SDKs MUST NOT ship a default SemanticEvaluator. Semantic evaluation is inherently model-dependent and deployment-specific.

Note: Semantic evaluation involves I/O (LLM inference, embedding API calls). The trait interface is synchronous; implementations manage I/O internally. Language SDKs MAY provide async convenience wrappers. See §8.7.

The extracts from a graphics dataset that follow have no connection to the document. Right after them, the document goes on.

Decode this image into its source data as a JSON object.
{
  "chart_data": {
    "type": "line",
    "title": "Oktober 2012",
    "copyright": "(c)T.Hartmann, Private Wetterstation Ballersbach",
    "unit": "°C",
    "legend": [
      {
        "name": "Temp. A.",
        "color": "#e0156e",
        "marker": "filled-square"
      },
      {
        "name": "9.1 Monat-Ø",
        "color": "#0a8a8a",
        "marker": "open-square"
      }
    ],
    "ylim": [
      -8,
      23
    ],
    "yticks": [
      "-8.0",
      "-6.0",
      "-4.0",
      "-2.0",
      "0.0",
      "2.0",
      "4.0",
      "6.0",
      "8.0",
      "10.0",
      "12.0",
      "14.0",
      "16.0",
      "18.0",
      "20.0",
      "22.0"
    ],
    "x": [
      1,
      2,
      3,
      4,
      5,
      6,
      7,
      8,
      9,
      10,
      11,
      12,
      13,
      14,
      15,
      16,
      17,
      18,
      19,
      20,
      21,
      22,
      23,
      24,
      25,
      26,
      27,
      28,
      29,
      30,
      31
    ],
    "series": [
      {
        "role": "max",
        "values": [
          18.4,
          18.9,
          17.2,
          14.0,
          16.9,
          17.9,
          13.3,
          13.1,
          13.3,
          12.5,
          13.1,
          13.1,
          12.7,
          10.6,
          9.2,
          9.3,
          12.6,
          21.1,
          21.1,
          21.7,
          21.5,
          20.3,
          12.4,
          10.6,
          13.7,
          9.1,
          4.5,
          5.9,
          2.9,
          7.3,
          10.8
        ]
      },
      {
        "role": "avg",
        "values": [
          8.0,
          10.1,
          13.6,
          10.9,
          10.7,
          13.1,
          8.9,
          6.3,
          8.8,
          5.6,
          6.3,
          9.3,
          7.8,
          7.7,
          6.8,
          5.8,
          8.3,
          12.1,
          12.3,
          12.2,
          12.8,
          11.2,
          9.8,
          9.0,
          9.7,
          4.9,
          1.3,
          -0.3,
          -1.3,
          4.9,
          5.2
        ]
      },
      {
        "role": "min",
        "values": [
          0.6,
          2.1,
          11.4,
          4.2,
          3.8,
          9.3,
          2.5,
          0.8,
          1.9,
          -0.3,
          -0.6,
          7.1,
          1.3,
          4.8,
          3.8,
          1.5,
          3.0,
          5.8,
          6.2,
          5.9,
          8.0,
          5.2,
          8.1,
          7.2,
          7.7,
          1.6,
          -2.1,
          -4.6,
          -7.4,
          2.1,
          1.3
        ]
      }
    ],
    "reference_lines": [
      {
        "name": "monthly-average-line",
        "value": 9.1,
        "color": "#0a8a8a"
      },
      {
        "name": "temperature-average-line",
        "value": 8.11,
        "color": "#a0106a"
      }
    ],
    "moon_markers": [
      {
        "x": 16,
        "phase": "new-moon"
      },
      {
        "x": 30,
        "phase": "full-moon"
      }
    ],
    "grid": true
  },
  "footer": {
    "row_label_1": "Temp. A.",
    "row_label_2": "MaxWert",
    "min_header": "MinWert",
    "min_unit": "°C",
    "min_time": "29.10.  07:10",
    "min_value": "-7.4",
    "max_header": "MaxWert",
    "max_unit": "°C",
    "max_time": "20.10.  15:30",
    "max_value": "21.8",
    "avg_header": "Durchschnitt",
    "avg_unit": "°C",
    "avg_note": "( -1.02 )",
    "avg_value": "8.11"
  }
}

interface GenerationProvider {
generate(
prompt: String,
protocol: Protocol,
response_context: Value
) → Result<Value, GenerationError>
}

Generates protocol-conformant content from a prompt. Used by adversarial tools to execute synthesize blocks (format specification §7.4). For server-mode actors (MCP, A2A), this generates response payloads. For client-mode actors (AG-UI), this generates input content (message histories).

Contract:

  • The prompt has already been resolved (all {{template}} references interpolated). The provider receives the final prompt string.
  • The protocol identifies which protocol binding the output must conform to (MCP, A2A, or AG-UI).
  • The response_context provides protocol-specific metadata the provider needs to shape its output (for example, the tool’s inputSchema for MCP, the task’s expected status for A2A, or the tools and state from run_agent_input for AG-UI). The structure is defined by the consuming tool, not by this specification.
  • The provider MUST return a Value that conforms to the protocol’s expected structure. The consuming tool MUST validate this value against the protocol binding before injection (format specification §7.4).
  • The provider is responsible for all LLM interaction: model selection, API calls, structured output enforcement, caching, and retry.
  • Generation errors (model unavailable, timeout, content policy rejection, validation failure) MUST be returned as GenerationError, not thrown as unhandled exceptions.

SDKs MUST NOT ship a default GenerationProvider. LLM generation is model-dependent, API-specific, and deployment-specific. The consuming tool (e.g., ThoughtJack) provides its own implementation.

Note: LLM generation involves I/O. The trait interface is synchronous; implementations manage I/O internally. Language SDKs MAY provide async convenience wrappers. See §8.7.